Perhaps Islington did not overhear the speaker; perhaps, if he did, the criticism was not new. He turned carelessly away, and sauntered out on the road to the sea. Thence he strolled along the sands toward the cliffs, where, meeting an impediment in the shape of a garden wall, he leaped it with a certain agile, boyish ease and experience, and struck across an open lawn toward the rocks again. The best society of Greyport were not early risers, and the spectacle of a trespasser in an evening dress excited only the criticism of grooms hanging about the stables, or cleanly housemaids on the broad verandas that in Greyport architecture dutifully gave upon the sea. Only once, as he entered the boundaries of Cliffwood Lodge, the famous seat of Renwyck Masterman, was he aware of suspicious scrutiny; but a slouching figure that vanished quickly in the lodge offered no opposition to his progress. Avoiding the pathway to the lodge, Islington kept along the rocks until, reaching a little promontory and rustic pavilion, he sat down and gazed upon the sea.

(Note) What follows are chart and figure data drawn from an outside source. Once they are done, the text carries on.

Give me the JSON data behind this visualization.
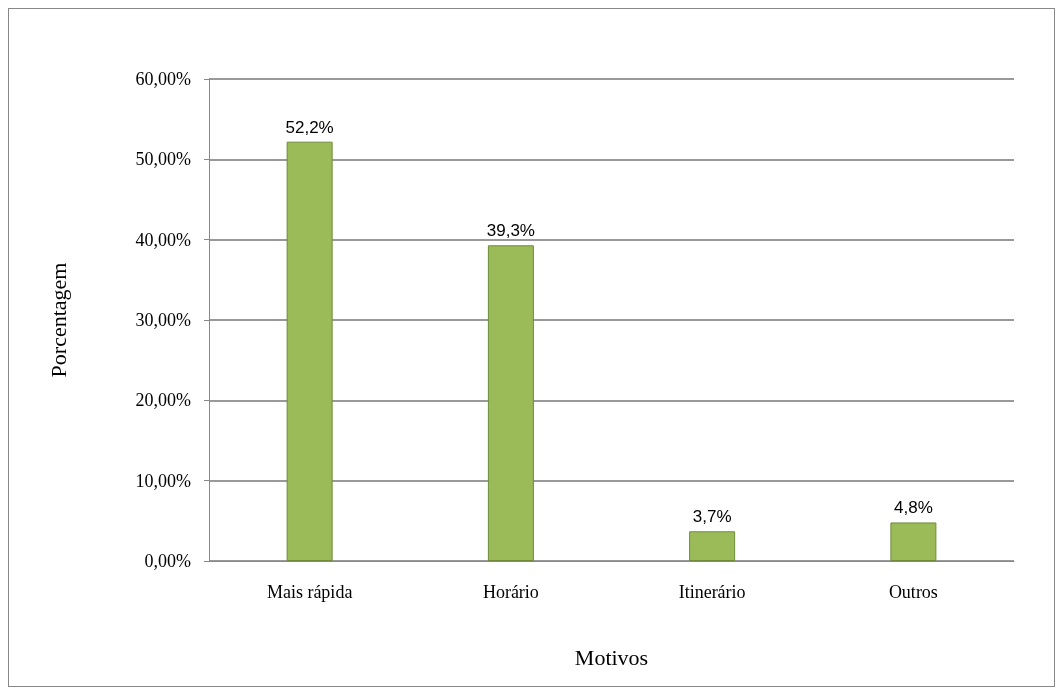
{
  "chart_data": {
    "type": "bar",
    "xlabel": "Motivos",
    "ylabel": "Porcentagem",
    "categories": [
      "Mais rápida",
      "Horário",
      "Itinerário",
      "Outros"
    ],
    "values": [
      52.2,
      39.3,
      3.7,
      4.8
    ],
    "value_labels": [
      "52,2%",
      "39,3%",
      "3,7%",
      "4,8%"
    ],
    "color": "#9bbb59",
    "ylim": [
      0,
      60
    ],
    "yticks": [
      {
        "value": 0,
        "label": "0,00%"
      },
      {
        "value": 10,
        "label": "10,00%"
      },
      {
        "value": 20,
        "label": "20,00%"
      },
      {
        "value": 30,
        "label": "30,00%"
      },
      {
        "value": 40,
        "label": "40,00%"
      },
      {
        "value": 50,
        "label": "50,00%"
      },
      {
        "value": 60,
        "label": "60,00%"
      }
    ],
    "grid": "y"
  }
}
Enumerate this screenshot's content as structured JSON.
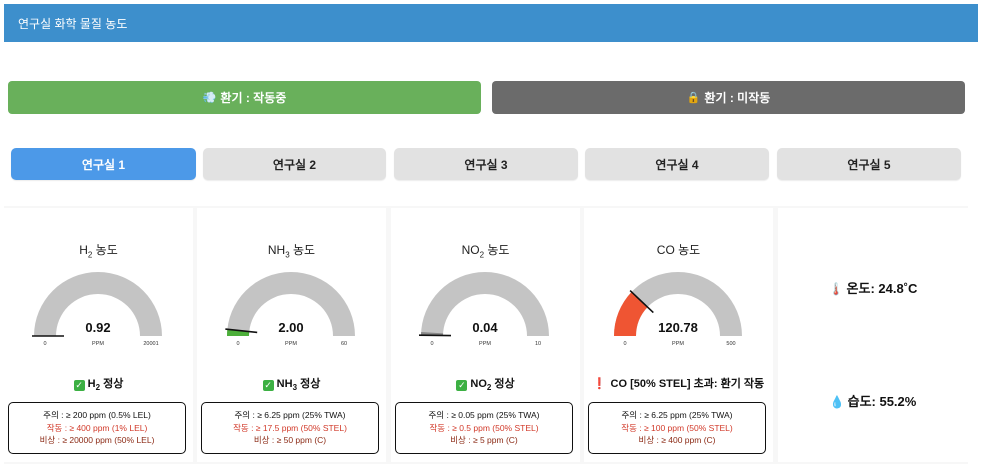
{
  "header": {
    "title": "연구실 화학 물질 농도"
  },
  "ventilation": {
    "on": {
      "icon": "wind-icon",
      "label": "환기 : 작동중"
    },
    "off": {
      "icon": "lock-icon",
      "label": "환기 : 미작동"
    }
  },
  "tabs": [
    "연구실 1",
    "연구실 2",
    "연구실 3",
    "연구실 4",
    "연구실 5"
  ],
  "active_tab": "연구실 1",
  "sensors": [
    {
      "formula": "H",
      "sub": "2",
      "suffix": " 농도",
      "value": "0.92",
      "value_num": 0.92,
      "unit": "PPM",
      "min": "0",
      "max": "20001",
      "max_num": 20001,
      "fill_color": "#888888",
      "status_icon": "check-icon",
      "status_formula": "H",
      "status_sub": "2",
      "status_text": " 정상",
      "th_caution": "주의 : ≥ 200 ppm (0.5% LEL)",
      "th_operate": "작동 : ≥ 400 ppm (1% LEL)",
      "th_emergency": "비상 : ≥ 20000 ppm (50% LEL)"
    },
    {
      "formula": "NH",
      "sub": "3",
      "suffix": " 농도",
      "value": "2.00",
      "value_num": 2.0,
      "unit": "PPM",
      "min": "0",
      "max": "60",
      "max_num": 60,
      "fill_color": "#4caf3a",
      "status_icon": "check-icon",
      "status_formula": "NH",
      "status_sub": "3",
      "status_text": " 정상",
      "th_caution": "주의 : ≥ 6.25 ppm (25% TWA)",
      "th_operate": "작동 : ≥ 17.5 ppm (50% STEL)",
      "th_emergency": "비상 : ≥ 50 ppm (C)"
    },
    {
      "formula": "NO",
      "sub": "2",
      "suffix": " 농도",
      "value": "0.04",
      "value_num": 0.04,
      "unit": "PPM",
      "min": "0",
      "max": "10",
      "max_num": 10,
      "fill_color": "#888888",
      "status_icon": "check-icon",
      "status_formula": "NO",
      "status_sub": "2",
      "status_text": " 정상",
      "th_caution": "주의 : ≥ 0.05 ppm (25% TWA)",
      "th_operate": "작동 : ≥ 0.5 ppm (50% STEL)",
      "th_emergency": "비상 : ≥ 5 ppm (C)"
    },
    {
      "formula": "CO",
      "sub": "",
      "suffix": " 농도",
      "value": "120.78",
      "value_num": 120.78,
      "unit": "PPM",
      "min": "0",
      "max": "500",
      "max_num": 500,
      "fill_color": "#ef5533",
      "status_icon": "exclamation-icon",
      "status_formula": "CO [50% STEL] 초과: 환기 작동",
      "status_sub": "",
      "status_text": "",
      "th_caution": "주의 : ≥ 6.25 ppm (25% TWA)",
      "th_operate": "작동 : ≥ 100 ppm (50% STEL)",
      "th_emergency": "비상 : ≥ 400 ppm (C)"
    }
  ],
  "environment": {
    "temperature": {
      "icon": "thermometer-icon",
      "label": "온도: 24.8˚C"
    },
    "humidity": {
      "icon": "droplet-icon",
      "label": "습도: 55.2%"
    }
  },
  "colors": {
    "header": "#3d8fcc",
    "vent_on": "#69b05b",
    "vent_off": "#6b6b6b",
    "tab_active": "#4c99e8",
    "gauge_track": "#c4c4c4"
  }
}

And presently an infinite peace stole upon him. Except where the waves lapped lazily the crags below, the vast expanse beyond seemed unbroken by ripple, heaving only in broad ponderable sheets, and rhythmically, as if still in sleep. The air was filled with a luminous haze that caught and held the direct sunbeams. In the deep calm that lay upon the sea, it seemed to Islington that all the tenderness of culture, magic of wealth, and spell of refinement that for years had wrought upon that favored shore had extended its gracious influence even here. What a pampered and caressed old ocean it was; cajoled, flattered, and feted where it lay! An odd recollection of the turbid Stanislaus hurrying by the ascetic pines, of the grim outlines of Deadwood Hill, swam before his eyes, and made the yellow green of the velvet lawn and graceful foliage seem almost tropical by contrast. And, looking up, a few yards distant he beheld a tall slip of a girl gazing upon the sea,—Blanche Masterman.

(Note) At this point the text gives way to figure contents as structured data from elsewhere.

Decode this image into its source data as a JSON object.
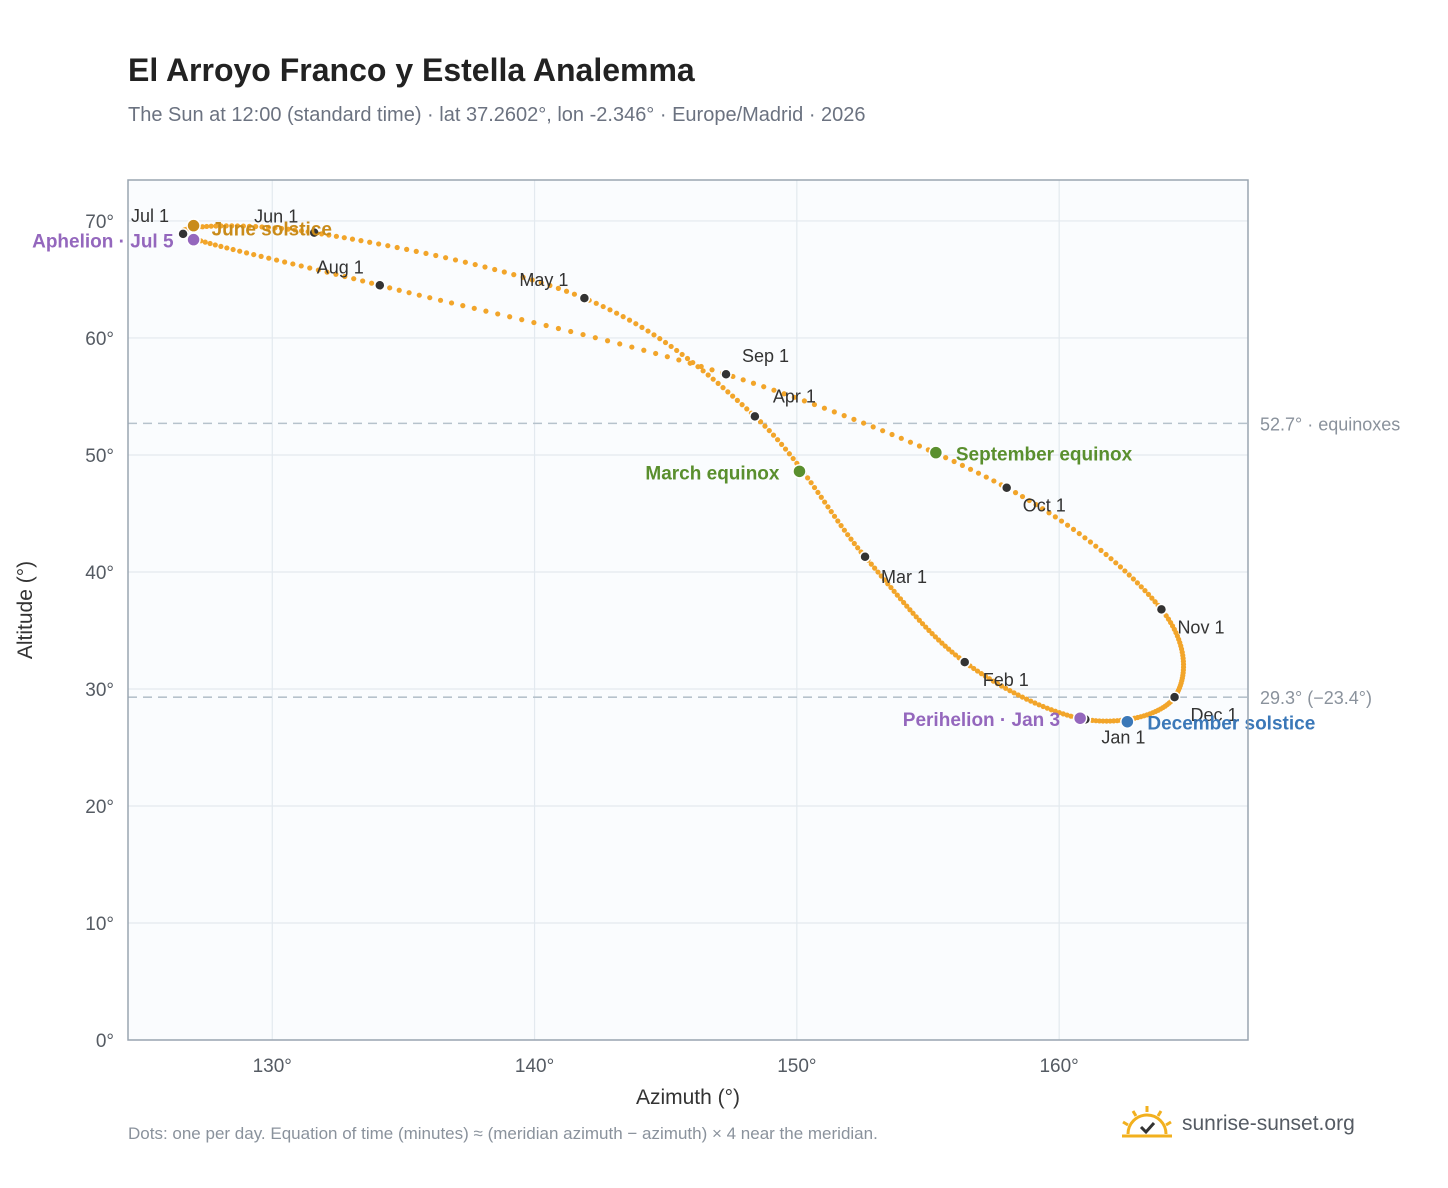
{
  "title": "El Arroyo Franco y Estella Analemma",
  "subtitle": "The Sun at 12:00 (standard time) · lat 37.2602°, lon -2.346° · Europe/Madrid · 2026",
  "footnote": "Dots: one per day. Equation of time (minutes) ≈ (meridian azimuth − azimuth) × 4 near the meridian.",
  "brand": {
    "name": "sunrise-sunset.org",
    "icon": "sun-logo-icon"
  },
  "colors": {
    "curve": "#f2a52a",
    "month_marker": "#333333",
    "solstice": "#c98b1a",
    "equinox": "#5a8f2e",
    "december": "#3b78b8",
    "apsis": "#9467bd",
    "reference_line": "#b6c2cc"
  },
  "chart_data": {
    "type": "scatter",
    "xlabel": "Azimuth (°)",
    "ylabel": "Altitude (°)",
    "xlim": [
      124.5,
      167.2
    ],
    "ylim": [
      0,
      73.5
    ],
    "x_ticks": [
      130,
      140,
      150,
      160
    ],
    "x_tick_labels": [
      "130°",
      "140°",
      "150°",
      "160°"
    ],
    "y_ticks": [
      0,
      10,
      20,
      30,
      40,
      50,
      60,
      70
    ],
    "y_tick_labels": [
      "0°",
      "10°",
      "20°",
      "30°",
      "40°",
      "50°",
      "60°",
      "70°"
    ],
    "grid": true,
    "legend": "none",
    "curve_note": "daily positions",
    "monthly_markers": [
      {
        "label": "Jan 1",
        "azimuth": 161.0,
        "altitude": 27.4
      },
      {
        "label": "Feb 1",
        "azimuth": 156.4,
        "altitude": 32.3
      },
      {
        "label": "Mar 1",
        "azimuth": 152.6,
        "altitude": 41.3
      },
      {
        "label": "Apr 1",
        "azimuth": 148.4,
        "altitude": 53.3
      },
      {
        "label": "May 1",
        "azimuth": 141.9,
        "altitude": 63.4
      },
      {
        "label": "Jun 1",
        "azimuth": 131.6,
        "altitude": 69.0
      },
      {
        "label": "Jul 1",
        "azimuth": 126.6,
        "altitude": 68.9
      },
      {
        "label": "Aug 1",
        "azimuth": 134.1,
        "altitude": 64.5
      },
      {
        "label": "Sep 1",
        "azimuth": 147.3,
        "altitude": 56.9
      },
      {
        "label": "Oct 1",
        "azimuth": 158.0,
        "altitude": 47.2
      },
      {
        "label": "Nov 1",
        "azimuth": 163.9,
        "altitude": 36.8
      },
      {
        "label": "Dec 1",
        "azimuth": 164.4,
        "altitude": 29.3
      }
    ],
    "special_points": [
      {
        "label": "June solstice",
        "azimuth": 127.0,
        "altitude": 69.6,
        "color_key": "solstice"
      },
      {
        "label": "Aphelion · Jul 5",
        "azimuth": 127.0,
        "altitude": 68.4,
        "color_key": "apsis"
      },
      {
        "label": "March equinox",
        "azimuth": 150.1,
        "altitude": 48.6,
        "color_key": "equinox"
      },
      {
        "label": "September equinox",
        "azimuth": 155.3,
        "altitude": 50.2,
        "color_key": "equinox"
      },
      {
        "label": "Perihelion · Jan 3",
        "azimuth": 160.8,
        "altitude": 27.5,
        "color_key": "apsis"
      },
      {
        "label": "December solstice",
        "azimuth": 162.6,
        "altitude": 27.2,
        "color_key": "december"
      }
    ],
    "reference_lines": [
      {
        "altitude": 52.7,
        "label": "52.7° · equinoxes"
      },
      {
        "altitude": 29.3,
        "label": "29.3° (−23.4°)"
      }
    ]
  }
}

She had plucked somewhere a large fan-shaped leaf, which she held parasol-wise, shading the blond masses of her hair, and hiding her gray eyes. She had changed her festal dress, with its amplitude of flounce and train, for a closely fitting half-antique habit whose scant outlines would have been trying to limbs less shapely, but which prettily accented the graceful curves and sweeping lines of this Greyport goddess. As Islington rose, she came toward him with a frankly outstretched hand and unconstrained manner. Had she observed him first? I don’t know.
They sat down together on a rustic seat, Miss Blanche facing the sea, and shading her eyes with the leaf.
“I don’t really know how long I have been sitting here,” said Islington, “or whether I have not been actually asleep and dreaming. It seemed too lovely a morning to go to bed. But you?”
From behind the leaf, it appeared that Miss Blanche, on retiring, had been pursued by a hideous winged bug which defied the efforts of herself and maid to dislodge. Odin, the Spitz dog, had insisted upon scratching at the door. And it made her eyes red to sleep in the morning. And she had an early call to make. And the sea looked lovely.